As soon as visitors set foot in the sports park, Esposito wanted them to have access to vistas that would draw them farther in. The central plaza that unites the three venues is flanked by practice ski jumps to the south, providing a moment of anticipatory drama, as “the stadium itself and the even bigger jumps await you,” Esposito says. Located at the highest point on the site, the main ski jump tower where competition takes place offers a thrilling crescendo to Olympic watchers’ alpine journey.
Esposito says framing these snow-packed launching pads within a public landscape makes his venue different from those of the past. “You can go to the Torino venues, Salt Lake, Vancouver. To the degree that there are practice jumps, they’re [usually] off somewhere else,” he says. “There’s no general sense of place in terms of how it’s organized.”
Esposito and his team minimized grading and earthwork wherever possible, and Taeyoung left sections of bedrock exposed on the hillside, offering a rich change in texture. In addition to preserving more of the area’s forests, this compact layout made for simpler circulation logistics, so shuttle buses could make fewer stops to reach all the secondary venues. It was also a budget-friendly option. “Having it be so compact [made] it less expensive,” Esposito says. And modest budgets have been a priority for Olympic host cities, a sea change from just a decade ago.
“There’s a lot of hand-wringing about what to do with these legacy facilities, and I think there’s been a general trend to have the Olympics have a lighter touch, to be a little bit less expensive, to be a little bit less overwrought,” Esposito says.
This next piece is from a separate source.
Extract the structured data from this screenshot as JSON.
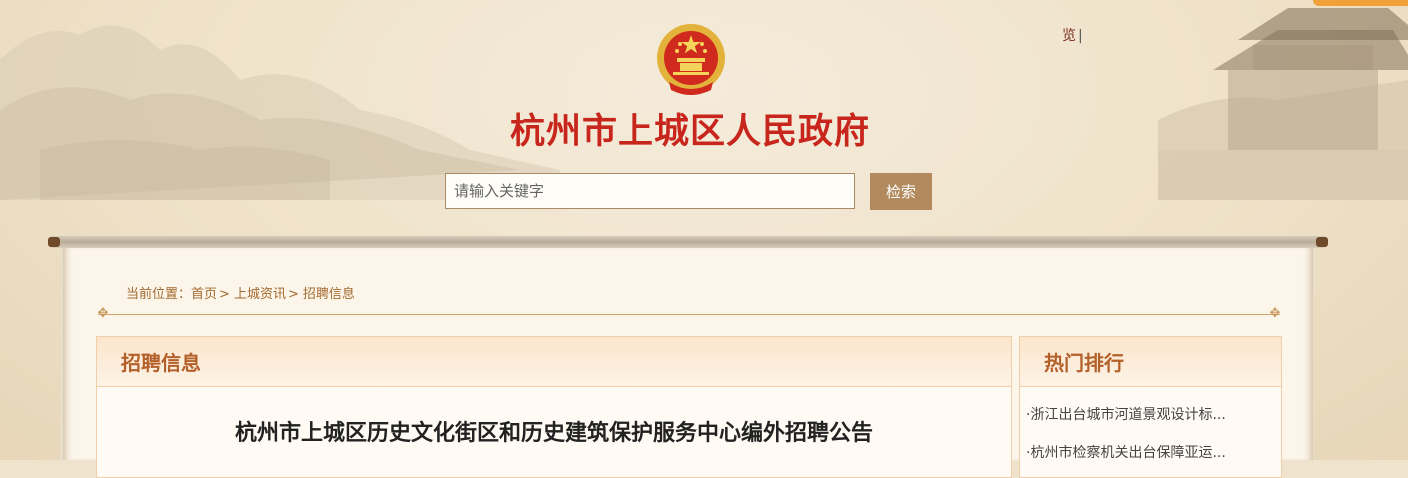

Beijing in 2008 may have been the high water mark for the starchitect Olympics, shelling out $44 billion for venues by Zaha Hadid and Herzog & de Meuron’s brawny yet delicate Bird’s Nest stadium—that’s lately been mostly empty and a bit shabby. The tide quickly retreated, as the next two Olympic host cities (Vancouver and London) were wary of white elephant monuments to headier times. They spent a small fraction of that amount, employing temporary venues and stadiums that can be downsized. Russia’s winter games in Sochi pushed against this trend—hard—spending $50 billion. But 2016’s summer games in Brazil plummeted back to earth with a price tag of $13 billion, about what the PyeongChang games will cost, according to the Huffington Post.
It’s especially critical to hold down costs on winter sports venues like these that aren’t inherently flexible. “Something like a ski jump is so unique,” says Esposito. “So much infrastructure [is required] for that event. It’s not something that can easily be multipurposed.”